Richard Sadler established a music hall and spa in north Clerkenwell in 1683. Sadler’s Wells has since evolved via a series of rebuildings into ‘London’s dance house’.
From medieval times Clerkenwell attracted edge-of-City trades like jewellery, lock-making, printing, bookbinding, and the making and repair of clocks and watches – and there are still practitioners of several of these crafts today. When many of the larger firms closed or moved out to suburban industrial estates, they left behind factories and warehouses that have now been converted for ‘loft style living’.
Shown in the photo below (2006), St James’s church was built in 1788–92 by James Carr, a local architect and builder, on the site of the choir of the medieval nunnery. The church is now Inspire Saint James Clerkenwell, “a united and diverse gospel community that seeks to inspire London with the good news of Jesus Christ.”
Clerkenwell also had a murky side, and the House of Detention, formerly an underground prison, and the Old Sessions House, once the busiest court in England, survive from its period as a den of thieves and receivers, pickpockets and coiners. In the 19th century the district was said to have the highest murder rate in London.

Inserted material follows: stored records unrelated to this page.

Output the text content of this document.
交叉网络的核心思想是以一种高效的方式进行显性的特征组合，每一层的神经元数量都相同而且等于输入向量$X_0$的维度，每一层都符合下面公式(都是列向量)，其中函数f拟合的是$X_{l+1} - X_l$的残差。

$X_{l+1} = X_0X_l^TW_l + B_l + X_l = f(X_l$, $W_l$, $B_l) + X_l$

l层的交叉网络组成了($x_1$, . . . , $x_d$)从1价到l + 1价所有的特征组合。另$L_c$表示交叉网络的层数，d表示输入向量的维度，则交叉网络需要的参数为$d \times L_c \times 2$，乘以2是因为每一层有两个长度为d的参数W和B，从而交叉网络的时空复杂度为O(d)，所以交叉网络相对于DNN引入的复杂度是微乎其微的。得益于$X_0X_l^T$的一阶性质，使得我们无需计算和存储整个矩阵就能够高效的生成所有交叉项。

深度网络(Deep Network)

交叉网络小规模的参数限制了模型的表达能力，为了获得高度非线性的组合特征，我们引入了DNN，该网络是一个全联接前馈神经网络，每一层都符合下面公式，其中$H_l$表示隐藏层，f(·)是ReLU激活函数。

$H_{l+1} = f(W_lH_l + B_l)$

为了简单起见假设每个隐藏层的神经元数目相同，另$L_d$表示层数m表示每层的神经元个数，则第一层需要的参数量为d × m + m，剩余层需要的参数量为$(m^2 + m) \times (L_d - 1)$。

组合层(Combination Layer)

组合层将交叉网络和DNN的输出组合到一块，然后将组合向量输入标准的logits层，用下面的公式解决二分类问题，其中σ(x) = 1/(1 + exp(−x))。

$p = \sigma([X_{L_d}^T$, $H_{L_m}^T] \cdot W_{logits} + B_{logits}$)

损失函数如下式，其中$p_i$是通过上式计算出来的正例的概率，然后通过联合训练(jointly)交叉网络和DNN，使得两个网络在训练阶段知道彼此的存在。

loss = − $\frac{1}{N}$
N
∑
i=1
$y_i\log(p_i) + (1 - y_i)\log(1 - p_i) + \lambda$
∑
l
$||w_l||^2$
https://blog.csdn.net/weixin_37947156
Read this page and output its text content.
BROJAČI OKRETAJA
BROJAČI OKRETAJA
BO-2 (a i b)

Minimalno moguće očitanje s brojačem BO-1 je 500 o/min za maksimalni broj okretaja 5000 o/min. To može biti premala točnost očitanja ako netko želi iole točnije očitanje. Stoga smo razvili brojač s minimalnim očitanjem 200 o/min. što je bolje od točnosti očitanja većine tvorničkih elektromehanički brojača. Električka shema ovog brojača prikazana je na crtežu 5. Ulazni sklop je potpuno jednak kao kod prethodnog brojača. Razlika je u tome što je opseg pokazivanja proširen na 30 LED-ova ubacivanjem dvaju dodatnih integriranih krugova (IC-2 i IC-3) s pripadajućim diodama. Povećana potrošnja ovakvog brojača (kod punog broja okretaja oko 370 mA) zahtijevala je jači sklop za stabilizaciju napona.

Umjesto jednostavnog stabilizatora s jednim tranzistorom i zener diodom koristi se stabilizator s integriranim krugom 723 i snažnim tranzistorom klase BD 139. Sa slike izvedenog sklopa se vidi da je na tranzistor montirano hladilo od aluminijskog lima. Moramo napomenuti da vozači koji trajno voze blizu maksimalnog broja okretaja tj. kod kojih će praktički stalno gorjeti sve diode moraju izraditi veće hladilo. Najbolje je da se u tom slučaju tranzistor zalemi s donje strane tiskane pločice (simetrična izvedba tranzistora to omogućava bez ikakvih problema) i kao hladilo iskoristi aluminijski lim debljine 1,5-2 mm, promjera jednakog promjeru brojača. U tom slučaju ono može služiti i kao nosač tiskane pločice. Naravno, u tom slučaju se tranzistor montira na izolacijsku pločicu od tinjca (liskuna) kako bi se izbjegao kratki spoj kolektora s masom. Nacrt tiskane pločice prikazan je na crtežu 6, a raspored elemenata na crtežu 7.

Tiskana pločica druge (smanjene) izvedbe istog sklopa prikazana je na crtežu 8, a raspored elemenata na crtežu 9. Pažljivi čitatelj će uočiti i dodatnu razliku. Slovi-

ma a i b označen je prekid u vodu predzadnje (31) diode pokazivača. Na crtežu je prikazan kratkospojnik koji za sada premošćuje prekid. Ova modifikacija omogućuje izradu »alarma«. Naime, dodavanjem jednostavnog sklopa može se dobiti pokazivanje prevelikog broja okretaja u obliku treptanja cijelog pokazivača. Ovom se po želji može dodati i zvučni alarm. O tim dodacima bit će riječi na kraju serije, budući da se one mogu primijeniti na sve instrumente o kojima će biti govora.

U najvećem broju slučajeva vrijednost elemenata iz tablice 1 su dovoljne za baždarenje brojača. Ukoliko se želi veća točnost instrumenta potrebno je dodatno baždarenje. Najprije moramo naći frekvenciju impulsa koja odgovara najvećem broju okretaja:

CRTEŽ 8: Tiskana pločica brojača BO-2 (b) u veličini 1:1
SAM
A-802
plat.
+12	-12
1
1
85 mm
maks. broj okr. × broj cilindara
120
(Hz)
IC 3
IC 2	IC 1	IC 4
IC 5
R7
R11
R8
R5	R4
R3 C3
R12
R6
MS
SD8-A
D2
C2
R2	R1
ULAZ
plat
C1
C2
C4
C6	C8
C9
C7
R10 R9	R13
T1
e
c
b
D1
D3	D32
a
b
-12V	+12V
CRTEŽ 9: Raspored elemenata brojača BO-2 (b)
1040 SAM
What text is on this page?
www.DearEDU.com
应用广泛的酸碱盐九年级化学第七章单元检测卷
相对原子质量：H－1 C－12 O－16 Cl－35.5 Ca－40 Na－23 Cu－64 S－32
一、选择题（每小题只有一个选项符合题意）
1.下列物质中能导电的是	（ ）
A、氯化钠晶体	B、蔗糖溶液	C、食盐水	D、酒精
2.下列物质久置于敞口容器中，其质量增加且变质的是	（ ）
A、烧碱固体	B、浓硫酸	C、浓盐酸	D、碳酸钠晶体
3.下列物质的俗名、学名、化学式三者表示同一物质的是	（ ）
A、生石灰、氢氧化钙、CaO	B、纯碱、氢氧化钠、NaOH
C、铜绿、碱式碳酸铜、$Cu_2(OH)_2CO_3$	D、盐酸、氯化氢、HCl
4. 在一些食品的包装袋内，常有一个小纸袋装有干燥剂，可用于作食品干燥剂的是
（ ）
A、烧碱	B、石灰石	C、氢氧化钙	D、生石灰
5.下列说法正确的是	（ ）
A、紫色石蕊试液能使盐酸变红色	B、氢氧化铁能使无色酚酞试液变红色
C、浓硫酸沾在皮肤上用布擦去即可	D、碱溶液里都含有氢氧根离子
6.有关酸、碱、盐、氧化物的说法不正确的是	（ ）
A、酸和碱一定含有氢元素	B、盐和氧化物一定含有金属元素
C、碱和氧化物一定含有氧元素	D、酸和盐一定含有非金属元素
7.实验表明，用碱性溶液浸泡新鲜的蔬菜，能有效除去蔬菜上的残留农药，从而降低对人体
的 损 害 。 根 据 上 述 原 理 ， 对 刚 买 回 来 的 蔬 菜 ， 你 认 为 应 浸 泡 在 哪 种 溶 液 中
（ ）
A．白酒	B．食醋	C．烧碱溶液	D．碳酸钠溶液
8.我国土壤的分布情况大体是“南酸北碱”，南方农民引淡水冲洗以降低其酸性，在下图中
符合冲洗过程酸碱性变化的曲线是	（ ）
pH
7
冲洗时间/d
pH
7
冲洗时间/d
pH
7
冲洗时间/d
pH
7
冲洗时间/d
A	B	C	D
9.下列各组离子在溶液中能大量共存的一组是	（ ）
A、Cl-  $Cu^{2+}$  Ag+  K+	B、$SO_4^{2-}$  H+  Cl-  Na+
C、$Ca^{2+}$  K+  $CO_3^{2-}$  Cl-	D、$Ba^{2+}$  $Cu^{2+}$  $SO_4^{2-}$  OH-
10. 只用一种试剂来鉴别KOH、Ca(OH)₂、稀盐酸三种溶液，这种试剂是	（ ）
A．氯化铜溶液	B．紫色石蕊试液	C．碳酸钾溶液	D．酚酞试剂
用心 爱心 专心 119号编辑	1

Most of Clerkenwell’s housing still consists of Georgian terraces and municipal and philanthropic tenement blocks from the first half of the 20th-century, but apartment complexes like Brewhouse Yard are filling the few available spaces.
Numerous gastropubs and bohemian brasseries cater to Clerkenwell’s new community of media-oriented young professionals. The locality’s popularity has increased further with the arrival of the Elizabeth line (Crossrail) at Farringdon station.
George Gissing depicted the underbelly of Clerkenwell in his 1889 novel The Nether World.
Vladimir Lenin produced 17 issues of the Russian revolutionary newsletter Iskra in 1902–3 at what is now the Marx Memorial Library. The library building is shown in the photograph at the top of this article.
Arnold Bennett set his 1923 tale Riceyman Steps in Clerkenwell, although the Potteries-born author did not know the area well and had to draw on William Pinks’ study of the district (now republished, see below).